You might think that the limits of the early naughties school curriculum don't really matter, but the lack of a history for myself had deep effects. I didn’t know that the things that had happened to me happened to other people, too. I didn’t know that there were lots of people fighting for better or that they already had my back. I had no idea that I belonged in a long line of people, to a culture, to a history. Now I do know, and that is so powerful. And knowing that maybe some disabled kids will watch Then Barbara Met Alan and have some of that at their fingertips meant I spent the night with a lump in my throat.
Speaking to Barbara after the show was a once-in-a-lifetime moment. She was kind - I couldn’t quite believe when she said she liked my review - brilliant, still the punk matriarch of this movement. It was hard not to get emotional thinking about everything she's done and how much she gave to the fight. What a thing to sit alongside her for a few moments of that wonderful night, and to hear her rally us “young ones” (her term) to start a new era in the quest for civil rights.
The show is on iPlayer now and it’s a landmark in British TV. You should know this story. Please, please watch it.
The night was overwhelming for another reason: the sheer volume of fantastic disabled women in attendance. Sure, there were some pretty cool blokes about the place, but the women stole the show. I spied activist-cum-lawmaker Baroness Campbell and actress/force of nature Sinead Burke and basked a little in their presence.
And I was so, so happy to finally meet Ruth Madeley and Sophie Morgan. Both of these brill women got in touch with me after my little dating agency fiasco. Their support meant so much in that crappy situation and it’s been so lovely to get to know them a little in the intervening time. The pandemic had stopped us getting together before but last week we were finally all in the same place.

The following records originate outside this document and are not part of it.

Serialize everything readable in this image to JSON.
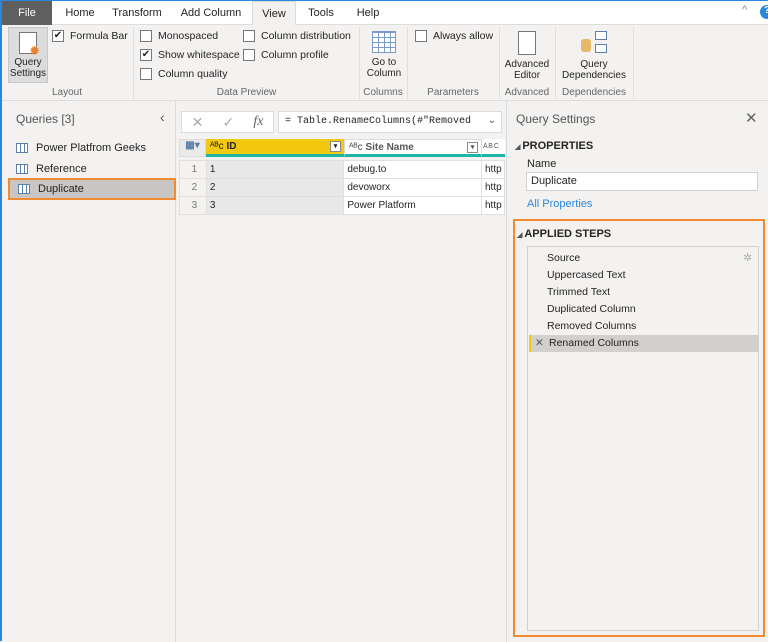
{
  "tabs": [
    "File",
    "Home",
    "Transform",
    "Add Column",
    "View",
    "Tools",
    "Help"
  ],
  "ribbon": {
    "query_settings": "Query Settings",
    "formula_bar": "Formula Bar",
    "layout": "Layout",
    "monospaced": "Monospaced",
    "show_whitespace": "Show whitespace",
    "column_quality": "Column quality",
    "column_distribution": "Column distribution",
    "column_profile": "Column profile",
    "data_preview": "Data Preview",
    "go_to_column": "Go to Column",
    "columns": "Columns",
    "always_allow": "Always allow",
    "parameters": "Parameters",
    "advanced_editor": "Advanced Editor",
    "advanced": "Advanced",
    "query_dependencies": "Query Dependencies",
    "dependencies": "Dependencies",
    "checked": {
      "formula_bar": true,
      "monospaced": false,
      "show_whitespace": true,
      "column_quality": false,
      "column_distribution": false,
      "column_profile": false,
      "always_allow": false
    }
  },
  "queries": {
    "title": "Queries [3]",
    "items": [
      "Power Platfrom Geeks",
      "Reference",
      "Duplicate"
    ],
    "selected": "Duplicate"
  },
  "formula": "= Table.RenameColumns(#\"Removed",
  "grid": {
    "columns": [
      "ID",
      "Site Name",
      "A B C"
    ],
    "rows": [
      [
        "1",
        "1",
        "debug.to",
        "http"
      ],
      [
        "2",
        "2",
        "devoworx",
        "http"
      ],
      [
        "3",
        "3",
        "Power Platform",
        "http"
      ]
    ]
  },
  "settings": {
    "title": "Query Settings",
    "properties": "PROPERTIES",
    "name_label": "Name",
    "name_value": "Duplicate",
    "all_properties": "All Properties",
    "applied_steps": "APPLIED STEPS",
    "steps": [
      "Source",
      "Uppercased Text",
      "Trimmed Text",
      "Duplicated Column",
      "Removed Columns",
      "Renamed Columns"
    ]
  },
  "colors": {
    "accent": "#f28b30",
    "header": "#f2c811",
    "teal": "#1fb5a6",
    "link": "#2b88d8"
  }
}
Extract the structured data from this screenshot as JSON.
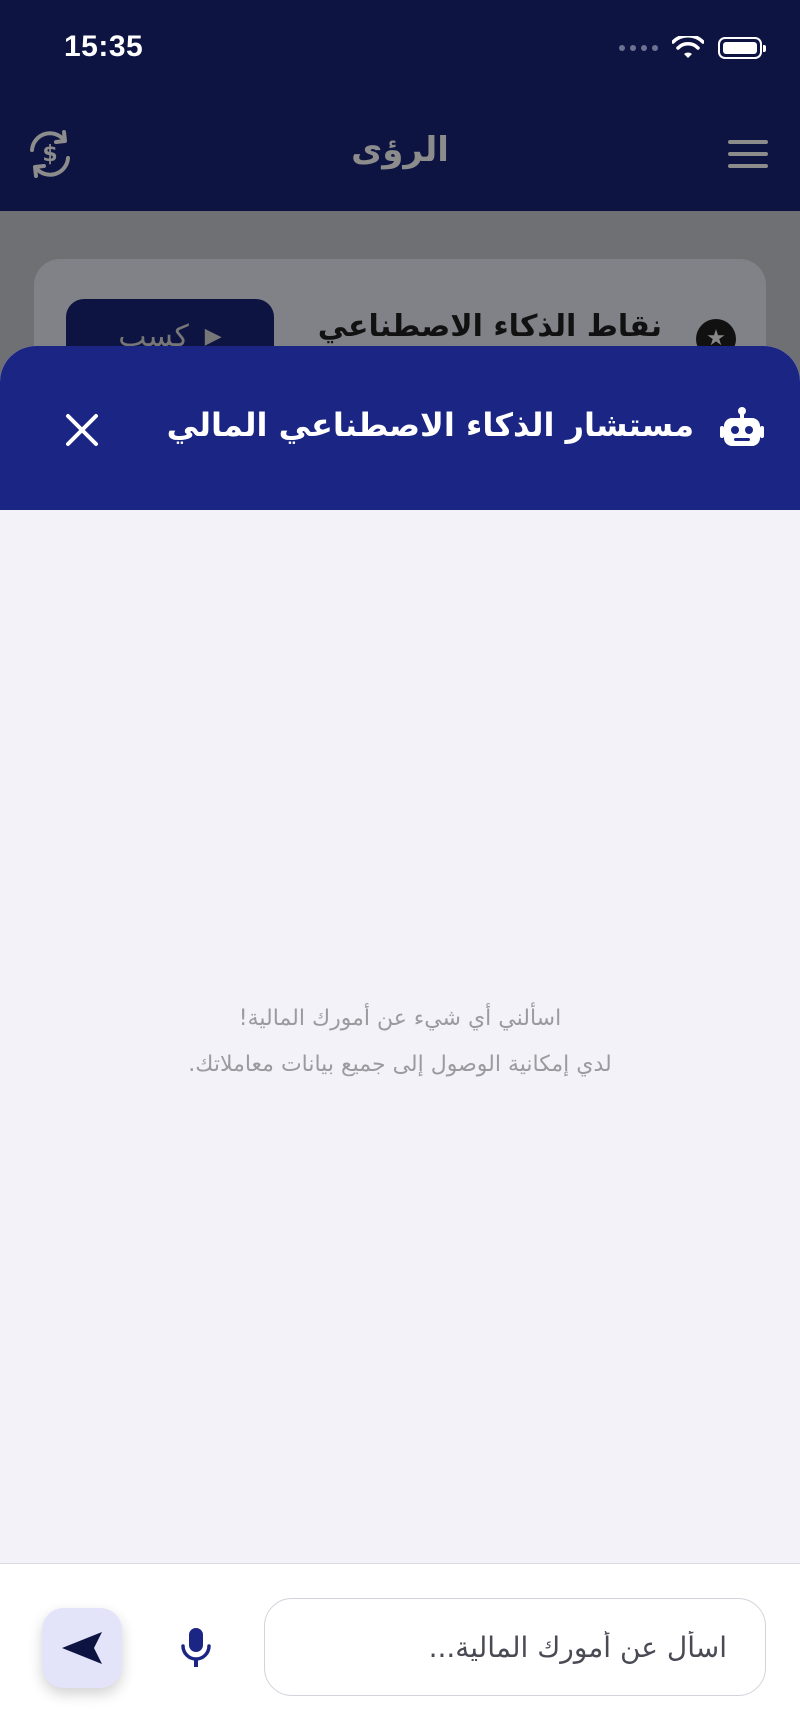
{
  "status_bar": {
    "time": "15:35"
  },
  "header": {
    "title": "الرؤى",
    "currency_icon": "currency-exchange-icon",
    "menu_icon": "hamburger-menu-icon"
  },
  "background_card": {
    "title": "نقاط الذكاء الاصطناعي",
    "earn_label": "كسب",
    "star_icon": "star-icon",
    "play_icon": "play-icon"
  },
  "sheet": {
    "title": "مستشار الذكاء الاصطناعي المالي",
    "robot_icon": "robot-icon",
    "close_icon": "close-icon",
    "empty_line1": "اسألني أي شيء عن أمورك المالية!",
    "empty_line2": "لدي إمكانية الوصول إلى جميع بيانات معاملاتك."
  },
  "composer": {
    "placeholder": "اسأل عن أمورك المالية...",
    "mic_icon": "microphone-icon",
    "send_icon": "send-icon"
  },
  "colors": {
    "navy": "#0e1442",
    "sheet_header": "#1b2583",
    "sheet_bg": "#f3f2f8",
    "send_bg": "#e3e3fa"
  }
}
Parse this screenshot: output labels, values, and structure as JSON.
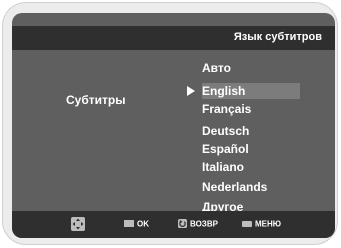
{
  "menu": {
    "title": "Язык субтитров",
    "label": "Субтитры",
    "options": [
      "Авто",
      "English",
      "Français",
      "Deutsch",
      "Español",
      "Italiano",
      "Nederlands",
      "Другое"
    ],
    "selected_index": 1
  },
  "footer": {
    "ok_label": "OK",
    "return_label": "ВОЗВР",
    "menu_label": "МЕНЮ"
  },
  "icons": {
    "dpad": "dpad-icon",
    "ok": "enter-icon",
    "return": "return-icon",
    "menu": "menu-icon",
    "selector": "play-arrow-icon"
  }
}
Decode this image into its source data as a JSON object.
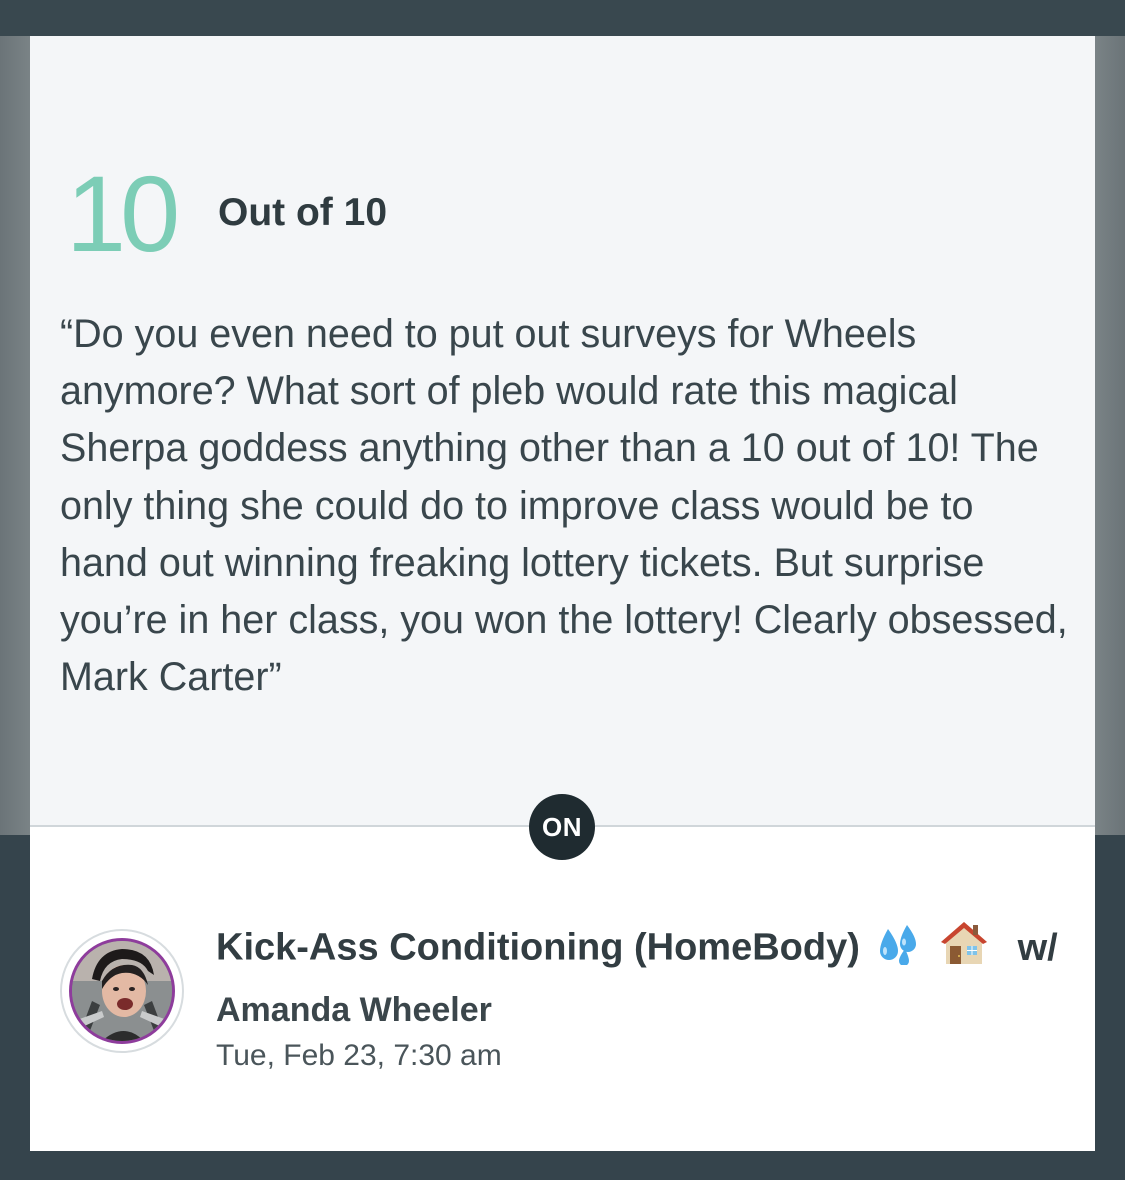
{
  "rating": {
    "score": "10",
    "out_of_label": "Out of 10",
    "accent_color": "#7ccdb6"
  },
  "review": {
    "quote": "“Do you even need to put out surveys for Wheels anymore? What sort of pleb would rate this magical Sherpa goddess anything other than a 10 out of 10! The only thing she could do to improve class would be to hand out winning freaking lottery tickets. But surprise you’re in her class, you won the lottery! Clearly obsessed, Mark Carter”"
  },
  "badge": {
    "label": "ON"
  },
  "class_info": {
    "title": "Kick-Ass Conditioning (HomeBody)",
    "title_icons": [
      "sweat-droplets-icon",
      "house-icon"
    ],
    "with_label": "w/",
    "instructor": "Amanda Wheeler",
    "datetime": "Tue, Feb 23, 7:30 am"
  },
  "colors": {
    "card_background": "#f4f6f8",
    "badge_background": "#1f2b30",
    "avatar_ring": "#8e3c9c"
  }
}
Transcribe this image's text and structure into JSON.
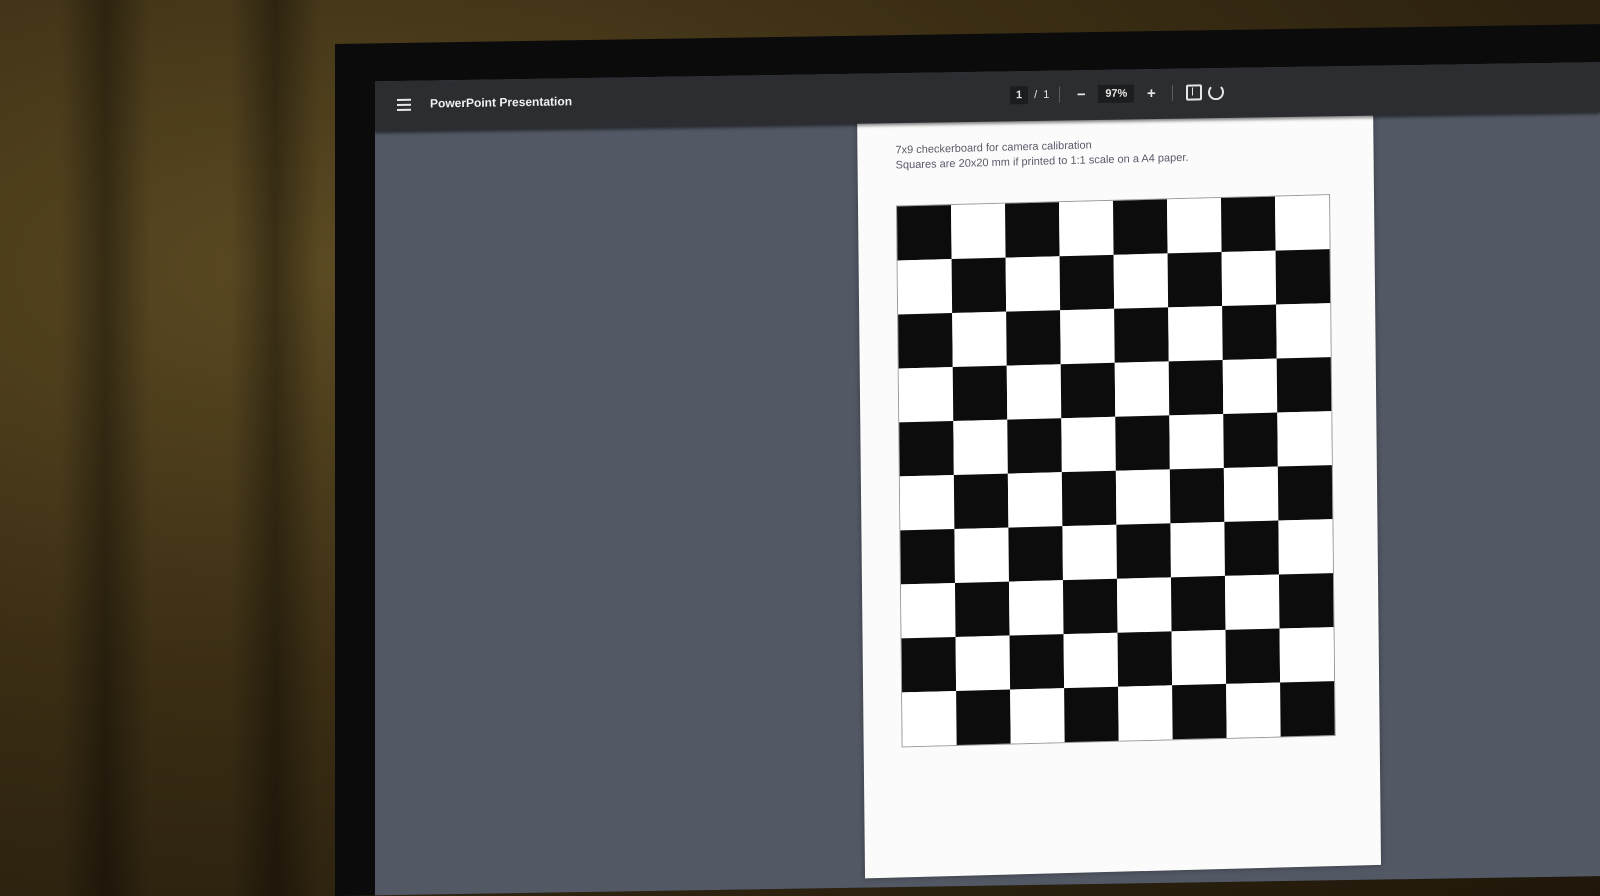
{
  "toolbar": {
    "menu_icon": "hamburger-menu-icon",
    "title": "PowerPoint Presentation",
    "page_current": "1",
    "page_separator": "/",
    "page_total": "1",
    "zoom_out_symbol": "−",
    "zoom_level": "97%",
    "zoom_in_symbol": "+",
    "fit_icon": "fit-to-page-icon",
    "rotate_icon": "rotate-icon"
  },
  "document": {
    "line1": "7x9 checkerboard for camera calibration",
    "line2": "Squares are 20x20 mm if printed to 1:1 scale on a A4 paper.",
    "checkerboard": {
      "columns": 8,
      "rows": 10,
      "dark_color": "#0c0c0c",
      "light_color": "#ffffff"
    }
  }
}
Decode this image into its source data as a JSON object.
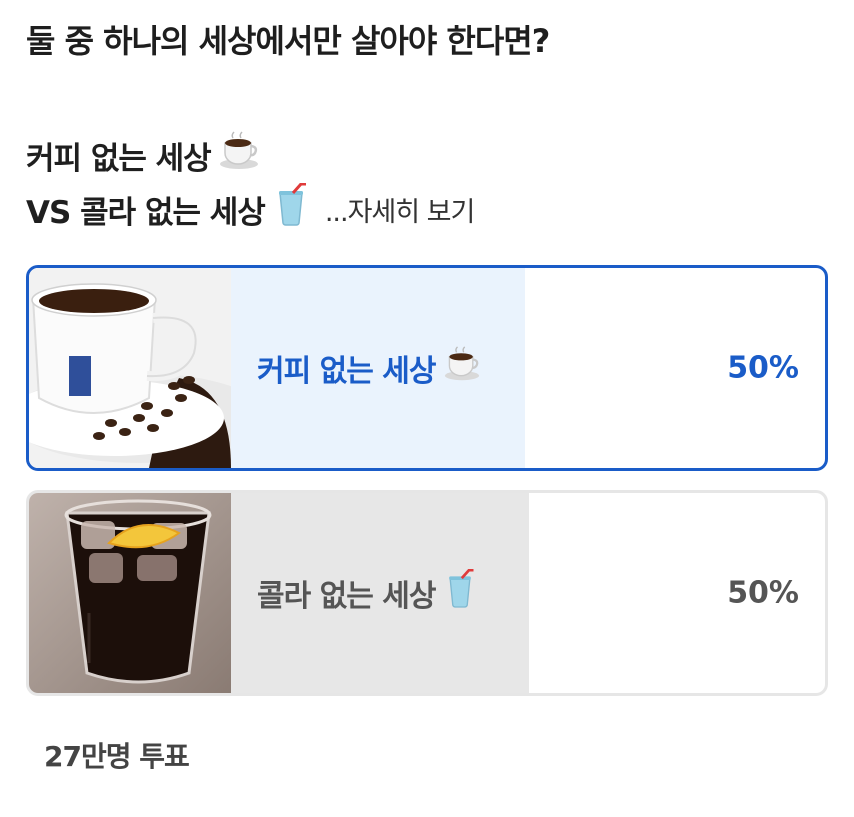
{
  "poll": {
    "question": "둘 중 하나의 세상에서만 살아야 한다면?",
    "description": {
      "line1": "커피 없는 세상",
      "line2": "VS 콜라 없는 세상",
      "more_link": "...자세히 보기"
    },
    "options": [
      {
        "label": "커피 없는 세상",
        "percent": "50%",
        "percent_value": 0.5,
        "selected": true,
        "emoji_icon": "coffee-cup-icon",
        "image": "coffee-cup-with-beans-photo"
      },
      {
        "label": "콜라 없는 세상",
        "percent": "50%",
        "percent_value": 0.5,
        "selected": false,
        "emoji_icon": "cola-cup-with-straw-icon",
        "image": "cola-glass-with-ice-and-lemon-photo"
      }
    ],
    "vote_count": "27만명 투표"
  },
  "colors": {
    "accent": "#1a5cc8",
    "selected_fill": "#eaf3fd",
    "unselected_fill": "#e7e7e7",
    "unselected_border": "#e6e6e6",
    "unselected_text": "#555555"
  }
}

I’m lucky to know many wheelchair-using women online, but I rarely meet them in the concrete world, so meeting Sophie and Ruth was simply a delight, an uncommon chance to feel like I was one of a tribe. That they are both fun and fierce made it all the more special, and their acceptance of me was remarkable on an evening that not so long ago would have seemed unbelievable. It was brilliant to be able to celebrate the frankly incredible stuff they have both achieved recently (they have since both been on the One Show and all over the papers). Later in the week, I also met Sam Renke (at Sophie’s book launch! Whose life is this?!), and again there was the instant understanding you only get from people who really know what being a disabled woman is like.
Not only did I grow up without a history, I also grew up without role models or people to look up to. As a child I felt this absence acutely; the only visible disabled people, extremely capable Paralympians, seemed no more relevant than their Olympic counterparts. As I got older, though, I realised that I could perhaps model success for myself. What I couldn't do was teach myself how to navigate life's tricky parts, nor could I reassure myself that things were going to be ok. In those fretful and anxious teenage years, what I needed most was someone to show that I would be fine. So when Sophie wrapped me in a ginormous hug on Tuesday last week, my fifteen year old self finally got what she’d needed all those years ago.
Neither Sophie, Ruth nor Sam are inspirational because they are disabled. But they are inspirational to me because they are such strong examples of disabled women living lives full of fun, opportunities and success. Sitting with them all, I had a sense of how wide the possibilities are (thanks for those, Barbara), and also had a vague sense that if they decided to they could quite feasibly take over the world. It felt pretty amazing to be there and be part of it.
So thanks, ladies, for being badass. I am so glad that the universe decided it could just about cope with us all being in the same room. It turns out I couldn't though, because when I got back in the taxi at the end of the night, I shed, for the first time in years, some proper happy tears.